A new Pines Of Rome album appearing in 2023 was not something I anticipated. If I’m being truthful, it wasn’t something I’d reckon on particularly hankering for, either, if the idea had somehow come up in conversation. I’d heard an album on Corleone Records and liked it well enough, but as with many other releases it had rather faded from my mind.

Now, here they are, 20 years on and with a new album and, you know what? It’s an absolute revelation. 

Digging back into that Corleone release, The Everlasting Arms, it’s a decent slice of countrified slowcore: stuff that slipped nicely alongside the likes of Winfred E. Eye and early Lucero. Former emos trading in their funny little Ian MacKaye beanies for cowboy hats, and all that.

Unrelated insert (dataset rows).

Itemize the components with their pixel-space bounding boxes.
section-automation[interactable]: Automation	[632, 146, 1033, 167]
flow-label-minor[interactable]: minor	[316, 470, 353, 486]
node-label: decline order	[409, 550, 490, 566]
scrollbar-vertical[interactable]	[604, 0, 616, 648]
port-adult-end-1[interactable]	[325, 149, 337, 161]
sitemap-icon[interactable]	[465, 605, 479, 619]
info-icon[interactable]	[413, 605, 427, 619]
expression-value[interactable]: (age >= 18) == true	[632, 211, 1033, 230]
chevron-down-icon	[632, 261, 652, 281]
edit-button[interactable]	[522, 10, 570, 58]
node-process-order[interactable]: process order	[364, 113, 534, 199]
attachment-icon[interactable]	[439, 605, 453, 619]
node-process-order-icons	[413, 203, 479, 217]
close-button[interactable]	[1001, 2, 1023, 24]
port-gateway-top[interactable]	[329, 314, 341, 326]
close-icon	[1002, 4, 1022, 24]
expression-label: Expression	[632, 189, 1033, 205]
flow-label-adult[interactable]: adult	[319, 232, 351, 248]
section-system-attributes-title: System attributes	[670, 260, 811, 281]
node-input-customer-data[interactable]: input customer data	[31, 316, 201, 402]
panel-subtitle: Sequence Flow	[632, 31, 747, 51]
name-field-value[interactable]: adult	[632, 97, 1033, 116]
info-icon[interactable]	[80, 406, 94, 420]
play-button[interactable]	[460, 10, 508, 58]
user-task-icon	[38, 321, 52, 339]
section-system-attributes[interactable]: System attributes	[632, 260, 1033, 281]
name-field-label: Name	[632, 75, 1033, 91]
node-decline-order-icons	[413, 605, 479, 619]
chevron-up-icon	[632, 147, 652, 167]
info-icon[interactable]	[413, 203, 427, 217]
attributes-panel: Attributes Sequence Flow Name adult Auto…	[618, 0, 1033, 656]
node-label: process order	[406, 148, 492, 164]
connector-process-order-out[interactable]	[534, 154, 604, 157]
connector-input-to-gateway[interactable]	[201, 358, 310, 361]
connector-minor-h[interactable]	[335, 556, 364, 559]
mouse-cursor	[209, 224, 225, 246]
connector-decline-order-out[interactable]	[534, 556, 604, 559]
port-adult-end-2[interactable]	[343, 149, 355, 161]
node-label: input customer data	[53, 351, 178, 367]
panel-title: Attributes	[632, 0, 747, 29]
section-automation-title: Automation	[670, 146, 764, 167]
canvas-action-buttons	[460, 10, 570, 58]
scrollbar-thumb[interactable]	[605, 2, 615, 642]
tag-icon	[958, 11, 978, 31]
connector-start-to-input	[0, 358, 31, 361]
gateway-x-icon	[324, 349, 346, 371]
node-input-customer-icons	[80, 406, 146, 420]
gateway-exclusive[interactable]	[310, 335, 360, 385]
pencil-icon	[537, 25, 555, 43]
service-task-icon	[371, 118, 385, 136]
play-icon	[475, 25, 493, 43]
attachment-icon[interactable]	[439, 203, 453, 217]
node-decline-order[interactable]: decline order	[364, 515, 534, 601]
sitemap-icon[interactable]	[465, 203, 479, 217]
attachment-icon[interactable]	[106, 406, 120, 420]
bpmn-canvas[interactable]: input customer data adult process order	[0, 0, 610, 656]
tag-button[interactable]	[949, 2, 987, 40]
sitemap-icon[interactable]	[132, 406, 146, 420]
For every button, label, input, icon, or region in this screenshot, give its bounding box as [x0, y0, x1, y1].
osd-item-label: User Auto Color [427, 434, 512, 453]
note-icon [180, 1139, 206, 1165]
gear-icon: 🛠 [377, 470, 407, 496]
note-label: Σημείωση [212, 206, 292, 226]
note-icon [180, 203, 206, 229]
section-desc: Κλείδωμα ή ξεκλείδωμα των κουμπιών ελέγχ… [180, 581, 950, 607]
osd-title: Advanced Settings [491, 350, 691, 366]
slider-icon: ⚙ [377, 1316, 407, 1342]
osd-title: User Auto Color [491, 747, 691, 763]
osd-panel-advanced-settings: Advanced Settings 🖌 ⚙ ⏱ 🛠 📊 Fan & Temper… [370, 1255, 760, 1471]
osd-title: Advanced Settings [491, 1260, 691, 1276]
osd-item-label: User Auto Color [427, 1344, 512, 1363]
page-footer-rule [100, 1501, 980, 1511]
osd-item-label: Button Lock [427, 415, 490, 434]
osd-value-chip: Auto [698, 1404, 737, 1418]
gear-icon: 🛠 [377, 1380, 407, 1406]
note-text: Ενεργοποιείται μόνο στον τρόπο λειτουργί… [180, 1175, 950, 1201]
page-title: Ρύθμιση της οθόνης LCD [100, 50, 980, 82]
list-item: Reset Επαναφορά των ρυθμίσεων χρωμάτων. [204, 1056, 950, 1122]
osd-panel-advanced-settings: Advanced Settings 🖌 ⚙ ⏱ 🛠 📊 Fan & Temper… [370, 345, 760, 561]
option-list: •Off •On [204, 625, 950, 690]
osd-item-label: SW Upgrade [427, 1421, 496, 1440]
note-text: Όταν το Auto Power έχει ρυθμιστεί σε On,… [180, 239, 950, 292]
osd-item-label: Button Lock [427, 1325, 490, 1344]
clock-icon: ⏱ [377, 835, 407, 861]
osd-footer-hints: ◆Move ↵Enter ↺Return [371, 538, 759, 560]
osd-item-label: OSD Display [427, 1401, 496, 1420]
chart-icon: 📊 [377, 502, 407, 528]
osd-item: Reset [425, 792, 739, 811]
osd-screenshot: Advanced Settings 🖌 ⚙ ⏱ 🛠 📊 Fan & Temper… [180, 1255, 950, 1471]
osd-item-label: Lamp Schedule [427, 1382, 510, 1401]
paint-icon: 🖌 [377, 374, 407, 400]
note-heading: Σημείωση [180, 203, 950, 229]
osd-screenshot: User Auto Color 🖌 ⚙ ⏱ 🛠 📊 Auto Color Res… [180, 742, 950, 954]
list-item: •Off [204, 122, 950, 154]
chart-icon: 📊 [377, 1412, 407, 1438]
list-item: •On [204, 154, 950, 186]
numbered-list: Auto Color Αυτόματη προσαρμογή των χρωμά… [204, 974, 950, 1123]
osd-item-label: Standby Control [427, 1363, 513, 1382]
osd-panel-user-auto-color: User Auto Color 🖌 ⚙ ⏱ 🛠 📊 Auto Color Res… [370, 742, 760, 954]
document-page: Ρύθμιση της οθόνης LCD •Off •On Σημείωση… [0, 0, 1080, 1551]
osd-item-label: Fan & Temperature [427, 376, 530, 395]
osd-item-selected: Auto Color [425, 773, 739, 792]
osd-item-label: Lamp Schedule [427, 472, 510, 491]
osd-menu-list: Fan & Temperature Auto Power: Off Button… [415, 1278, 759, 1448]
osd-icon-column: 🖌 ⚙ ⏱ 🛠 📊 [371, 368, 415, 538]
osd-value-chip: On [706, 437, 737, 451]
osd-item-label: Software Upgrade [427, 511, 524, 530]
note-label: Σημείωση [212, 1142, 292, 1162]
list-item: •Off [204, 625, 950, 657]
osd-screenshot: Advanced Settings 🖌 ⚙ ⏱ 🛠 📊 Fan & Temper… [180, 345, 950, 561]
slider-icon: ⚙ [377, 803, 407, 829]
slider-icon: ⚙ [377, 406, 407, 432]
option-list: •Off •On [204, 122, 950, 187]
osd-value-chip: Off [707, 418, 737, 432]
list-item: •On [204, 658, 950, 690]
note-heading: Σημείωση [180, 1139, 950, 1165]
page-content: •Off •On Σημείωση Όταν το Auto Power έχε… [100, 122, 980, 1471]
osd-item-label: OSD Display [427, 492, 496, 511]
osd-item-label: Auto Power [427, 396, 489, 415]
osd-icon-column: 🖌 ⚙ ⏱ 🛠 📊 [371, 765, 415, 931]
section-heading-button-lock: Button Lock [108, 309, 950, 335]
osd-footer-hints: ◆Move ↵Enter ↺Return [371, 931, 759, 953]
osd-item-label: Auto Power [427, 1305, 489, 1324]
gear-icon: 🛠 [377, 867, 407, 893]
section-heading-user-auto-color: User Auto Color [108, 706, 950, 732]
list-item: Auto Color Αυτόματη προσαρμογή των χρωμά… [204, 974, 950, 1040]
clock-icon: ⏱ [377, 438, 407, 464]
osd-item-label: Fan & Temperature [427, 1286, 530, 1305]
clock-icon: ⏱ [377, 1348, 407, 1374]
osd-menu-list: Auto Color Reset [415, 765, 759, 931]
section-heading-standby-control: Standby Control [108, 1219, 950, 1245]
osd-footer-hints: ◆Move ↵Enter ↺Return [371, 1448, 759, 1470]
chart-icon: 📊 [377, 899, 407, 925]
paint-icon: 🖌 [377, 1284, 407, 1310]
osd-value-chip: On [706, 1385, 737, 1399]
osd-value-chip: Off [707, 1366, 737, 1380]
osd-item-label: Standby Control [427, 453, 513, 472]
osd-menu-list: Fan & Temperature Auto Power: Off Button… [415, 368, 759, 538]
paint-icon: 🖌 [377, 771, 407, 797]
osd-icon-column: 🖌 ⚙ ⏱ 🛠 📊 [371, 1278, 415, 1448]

This, though, is fuller and more heartbreaking, speaking to years unsatisfactorily lived and expectations that, left untended, have curled at the edges before turning to dust. There’s a creak and groan to the music, like old joints slow to respond. A thoughtfulness, and an acceptance that the hand one’s been dealt is all there is to play, shitty as it is. Unpleasant as this likely makes me sound, this is exactly what I want from my slowcore, and it’s this that so often seems to be missing. Because any band can play slow, and while they might get the sad, they generally don’t have enough miles on the clock to have really earned the weariness, let alone the ability to come to terms with it and make that a part of their sound. This is the rare stuff: a coped-with, ingrained sorrow that is so familiar to the players it can be handled with a wry sort of resignation. 

The music here is varied, but hangs together perfectly. Slow-motion country and busted up indie rock twine around each other like weeds seeking space and sunlight in dry, powdery soil. Occasionally, there is a yaw and a crash, as if a piece of icecap is shearing off and plunging down into the sea. Songs about missed opportunities, and bands that really thought they could’ve been something. There’s Rex and there’s Codeine, and in the comparatively upbeat ‘Redacted’ a strong, bummed out sense of Silkworm that struggles its best to clamber over the Sonic Youth and Dinosaur Jr. vibes. 

It’s a really, really lovely thing – an ache of an album that somehow comforts despite the discomfiting memories it might dredge up. I have listened to it a hell of a lot, lately.